WrestleMania chronology
WrestleMania WrestleMania 2[1] WrestleMania III

Each venue had its own card. The respective main event of each venue were a boxing match pitting Mr. T against Roddy Piper at Uniondale, New York; a 20-man battle royal involving WWF wrestlers and NFL football players at Chicago; and the main event, which featured WWF World Heavyweight Champion Hulk Hogan defending his title against King Kong Bundy in a steel cage match at Los Angeles. Matches on the respective undercards saw Intercontinental Heavyweight Champion "Macho Man" Randy Savage defending his title against George Steele and Tag Team Champions The Dream Team (Greg Valentine and Brutus Beefcake) losing their titles against The British Bulldogs (Davey Boy Smith and Dynamite Kid).

Contents

ProductionEdit

BackgroundEdit

Ray Charles sang a rendition of "America the Beautiful" before the show at Nassau Veterans Memorial Coliseum in Uniondale, New York. Celebrity guests in attendance for the New York portion of WrestleMania 2 included Cab Calloway, Darryl Dawkins, G. Gordon Liddy, Joan Rivers, Joe Frazier, Lou Duva, Mr. T, Ray Charles, Herb and Susan Saint James.[6] Celebrity guests in attendance for the Chicago portion of WrestleMania 2 included Clara Peller, Dick Butkus, Ed Jones, Ozzy Osbourne, Bill Fralic, Ernie Holmes, Harvey Martin, Jim Covert, Russ Francis, William Perry, and Cathy Lee Crosby.
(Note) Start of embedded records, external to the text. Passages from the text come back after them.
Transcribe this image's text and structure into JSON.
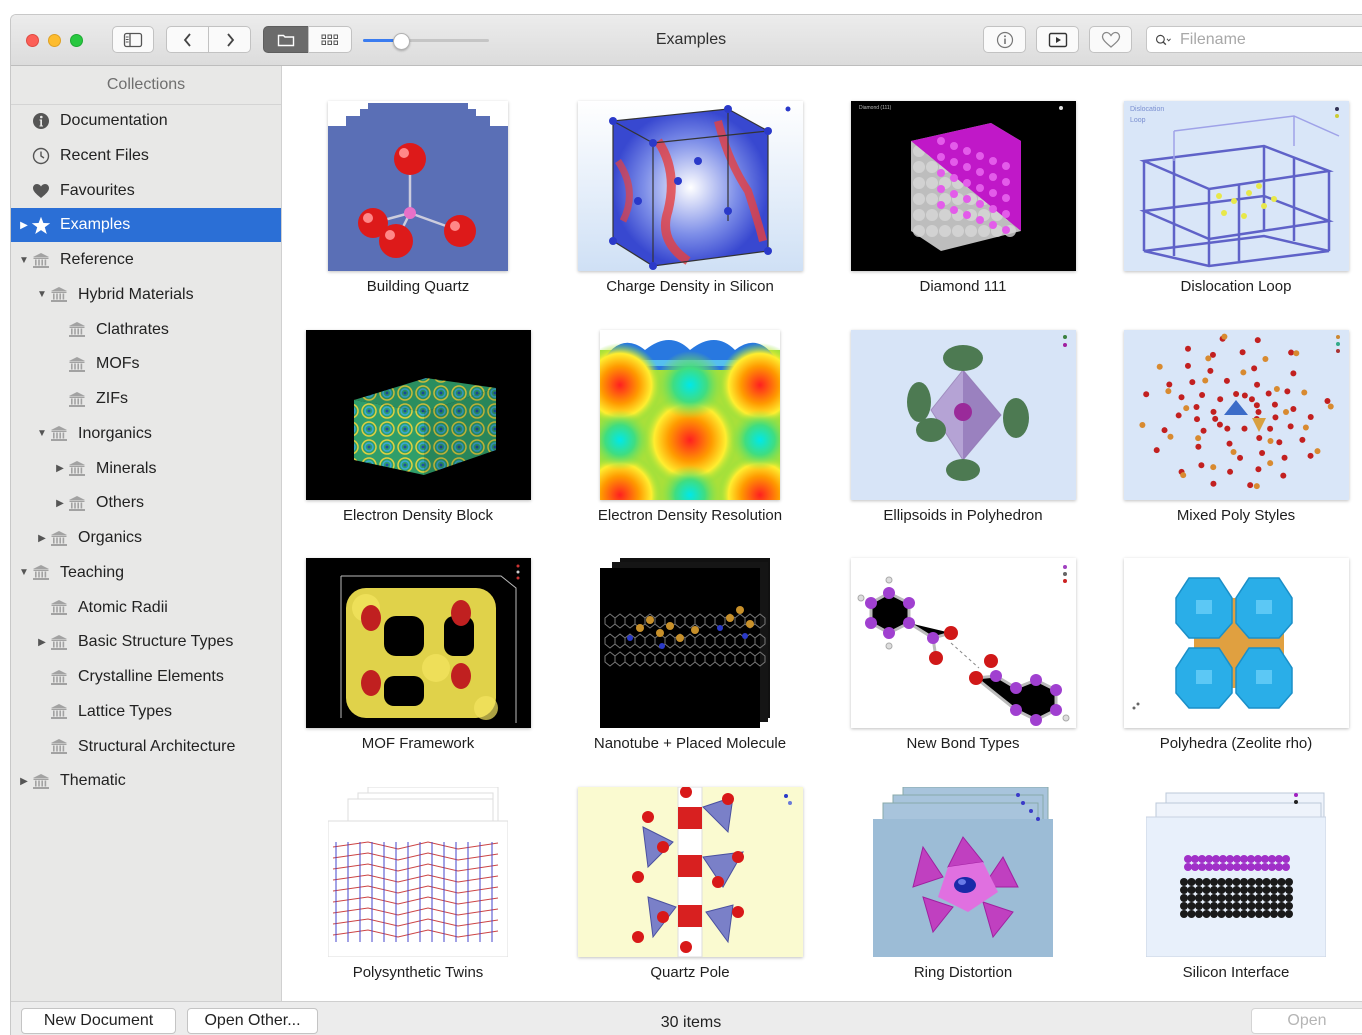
{
  "window": {
    "title": "Examples"
  },
  "search": {
    "placeholder": "Filename"
  },
  "sidebar": {
    "header": "Collections",
    "items": [
      {
        "label": "Documentation",
        "icon": "info-icon",
        "indent": 0,
        "disclosure": "none",
        "selected": false
      },
      {
        "label": "Recent Files",
        "icon": "clock-icon",
        "indent": 0,
        "disclosure": "none",
        "selected": false
      },
      {
        "label": "Favourites",
        "icon": "heart-icon",
        "indent": 0,
        "disclosure": "none",
        "selected": false
      },
      {
        "label": "Examples",
        "icon": "star-icon",
        "indent": 0,
        "disclosure": "collapsed",
        "selected": true
      },
      {
        "label": "Reference",
        "icon": "library-icon",
        "indent": 0,
        "disclosure": "expanded",
        "selected": false
      },
      {
        "label": "Hybrid Materials",
        "icon": "library-icon",
        "indent": 1,
        "disclosure": "expanded",
        "selected": false
      },
      {
        "label": "Clathrates",
        "icon": "library-icon",
        "indent": 2,
        "disclosure": "none",
        "selected": false
      },
      {
        "label": "MOFs",
        "icon": "library-icon",
        "indent": 2,
        "disclosure": "none",
        "selected": false
      },
      {
        "label": "ZIFs",
        "icon": "library-icon",
        "indent": 2,
        "disclosure": "none",
        "selected": false
      },
      {
        "label": "Inorganics",
        "icon": "library-icon",
        "indent": 1,
        "disclosure": "expanded",
        "selected": false
      },
      {
        "label": "Minerals",
        "icon": "library-icon",
        "indent": 2,
        "disclosure": "collapsed",
        "selected": false
      },
      {
        "label": "Others",
        "icon": "library-icon",
        "indent": 2,
        "disclosure": "collapsed",
        "selected": false
      },
      {
        "label": "Organics",
        "icon": "library-icon",
        "indent": 1,
        "disclosure": "collapsed",
        "selected": false
      },
      {
        "label": "Teaching",
        "icon": "library-icon",
        "indent": 0,
        "disclosure": "expanded",
        "selected": false
      },
      {
        "label": "Atomic Radii",
        "icon": "library-icon",
        "indent": 1,
        "disclosure": "none",
        "selected": false
      },
      {
        "label": "Basic Structure Types",
        "icon": "library-icon",
        "indent": 1,
        "disclosure": "collapsed",
        "selected": false
      },
      {
        "label": "Crystalline Elements",
        "icon": "library-icon",
        "indent": 1,
        "disclosure": "none",
        "selected": false
      },
      {
        "label": "Lattice Types",
        "icon": "library-icon",
        "indent": 1,
        "disclosure": "none",
        "selected": false
      },
      {
        "label": "Structural Architecture",
        "icon": "library-icon",
        "indent": 1,
        "disclosure": "none",
        "selected": false
      },
      {
        "label": "Thematic",
        "icon": "library-icon",
        "indent": 0,
        "disclosure": "collapsed",
        "selected": false
      }
    ]
  },
  "zoom_slider": {
    "level": 0.3
  },
  "gallery": [
    {
      "caption": "Building Quartz",
      "art": "quartz",
      "stacked": false
    },
    {
      "caption": "Charge Density in Silicon",
      "art": "charge",
      "stacked": false
    },
    {
      "caption": "Diamond 111",
      "art": "diamond",
      "stacked": false
    },
    {
      "caption": "Dislocation Loop",
      "art": "dislocation",
      "stacked": false
    },
    {
      "caption": "Electron Density Block",
      "art": "edblock",
      "stacked": false
    },
    {
      "caption": "Electron Density Resolution",
      "art": "edres",
      "stacked": false
    },
    {
      "caption": "Ellipsoids in Polyhedron",
      "art": "ellipsoids",
      "stacked": false
    },
    {
      "caption": "Mixed Poly Styles",
      "art": "mixedpoly",
      "stacked": false
    },
    {
      "caption": "MOF Framework",
      "art": "mof",
      "stacked": false
    },
    {
      "caption": "Nanotube + Placed Molecule",
      "art": "nanotube",
      "stacked": true
    },
    {
      "caption": "New Bond Types",
      "art": "bonds",
      "stacked": false
    },
    {
      "caption": "Polyhedra (Zeolite rho)",
      "art": "zeolite",
      "stacked": false
    },
    {
      "caption": "Polysynthetic Twins",
      "art": "twins",
      "stacked": true
    },
    {
      "caption": "Quartz Pole",
      "art": "quartzpole",
      "stacked": false
    },
    {
      "caption": "Ring Distortion",
      "art": "ring",
      "stacked": true
    },
    {
      "caption": "Silicon Interface",
      "art": "silicon",
      "stacked": true
    }
  ],
  "thumbnail_text": {
    "diamond_label": "Diamond (111)",
    "dislocation_label_1": "Dislocation",
    "dislocation_label_2": "Loop"
  },
  "bottom_bar": {
    "new_document": "New Document",
    "open_other": "Open Other...",
    "item_count": "30 items",
    "open": "Open"
  },
  "colors": {
    "selection": "#2b6fd6",
    "close": "#fc5f57",
    "minimize": "#fdbc2e",
    "zoom": "#28c840",
    "slider": "#3a7cf0"
  }
}
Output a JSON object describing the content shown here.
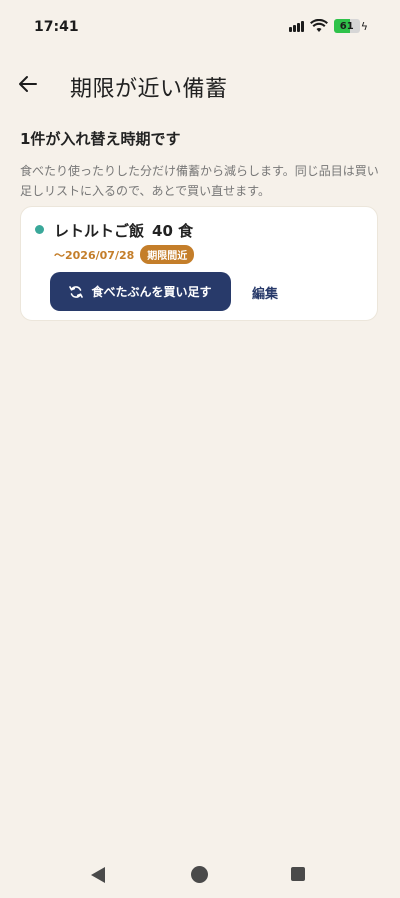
{
  "status_bar": {
    "time": "17:41",
    "battery_level": "61",
    "icons": [
      "signal-icon",
      "wifi-icon",
      "battery-icon",
      "charging-icon"
    ]
  },
  "app_bar": {
    "back_icon": "arrow-left-icon",
    "title": "期限が近い備蓄"
  },
  "summary": {
    "heading": "1件が入れ替え時期です",
    "description": "食べたり使ったりした分だけ備蓄から減らします。同じ品目は買い足しリストに入るので、あとで買い直せます。"
  },
  "items": [
    {
      "name": "レトルトご飯",
      "quantity": "40 食",
      "expiry": "〜2026/07/28",
      "status_badge": "期限間近",
      "status_color": "#c47e2a",
      "dot_color": "#3aa89a",
      "restock_label": "食べたぶんを買い足す",
      "restock_icon": "refresh-icon",
      "edit_label": "編集"
    }
  ],
  "colors": {
    "background": "#f6f1ea",
    "primary": "#283a6a",
    "accent": "#c47e2a",
    "battery_fill": "#2fc24a"
  }
}
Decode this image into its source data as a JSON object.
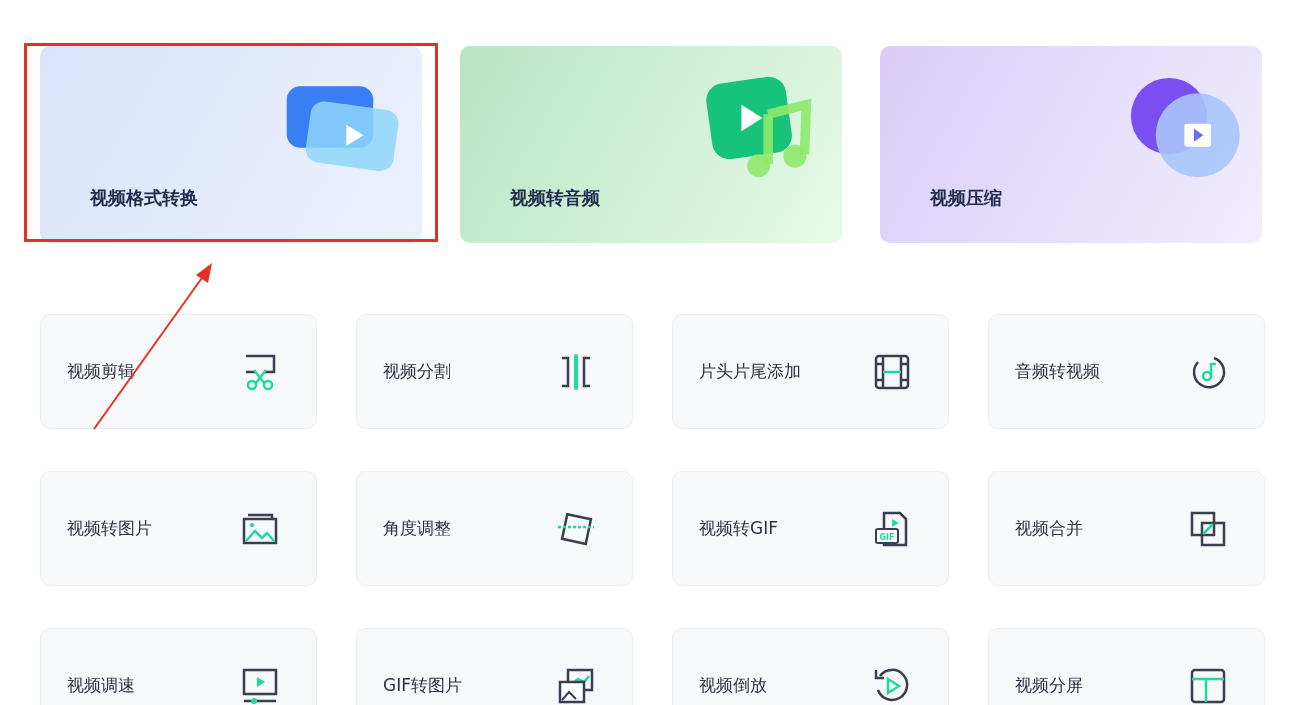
{
  "feature_cards": [
    {
      "label": "视频格式转换",
      "kind": "convert",
      "highlighted": true
    },
    {
      "label": "视频转音频",
      "kind": "audio",
      "highlighted": false
    },
    {
      "label": "视频压缩",
      "kind": "compress",
      "highlighted": false
    }
  ],
  "tools": [
    {
      "label": "视频剪辑",
      "kind": "cut"
    },
    {
      "label": "视频分割",
      "kind": "split"
    },
    {
      "label": "片头片尾添加",
      "kind": "film"
    },
    {
      "label": "音频转视频",
      "kind": "music"
    },
    {
      "label": "视频转图片",
      "kind": "image"
    },
    {
      "label": "角度调整",
      "kind": "rotate"
    },
    {
      "label": "视频转GIF",
      "kind": "gif",
      "icon_text": "GIF"
    },
    {
      "label": "视频合并",
      "kind": "merge"
    },
    {
      "label": "视频调速",
      "kind": "speed"
    },
    {
      "label": "GIF转图片",
      "kind": "images"
    },
    {
      "label": "视频倒放",
      "kind": "reverse"
    },
    {
      "label": "视频分屏",
      "kind": "layout"
    }
  ]
}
Celebrity guests in attendance for the Los Angeles portion of WrestleMania 2 included Ricky Schroder, Robert Conrad, Tommy Lasorda, and Elvira. The commentating teams consisted of Vince McMahon and Susan Saint James in New York; Gorilla Monsoon, Gene Okerlund, and Cathy Lee Crosby in Chicago; and Jesse Ventura, Alfred Hayes, and Elvira in Los Angeles. The ring announcers were Howard Finkel (New York), Chet Coppock (Chicago), and Lee Marshall (Los Angeles).[2]

StorylinesEdit

The professional wrestling matches at WrestleMania 2 featured professional wrestlers performing as characters in scripted events pre-determined by the hosting promotion, World Wrestling Federation (WWF). Storylines between the characters played out on WWF's primary television programs, Championship Wrestling, All-Star Wrestling, Saturday Night's Main Event and Prime Time Wrestling.[7][8]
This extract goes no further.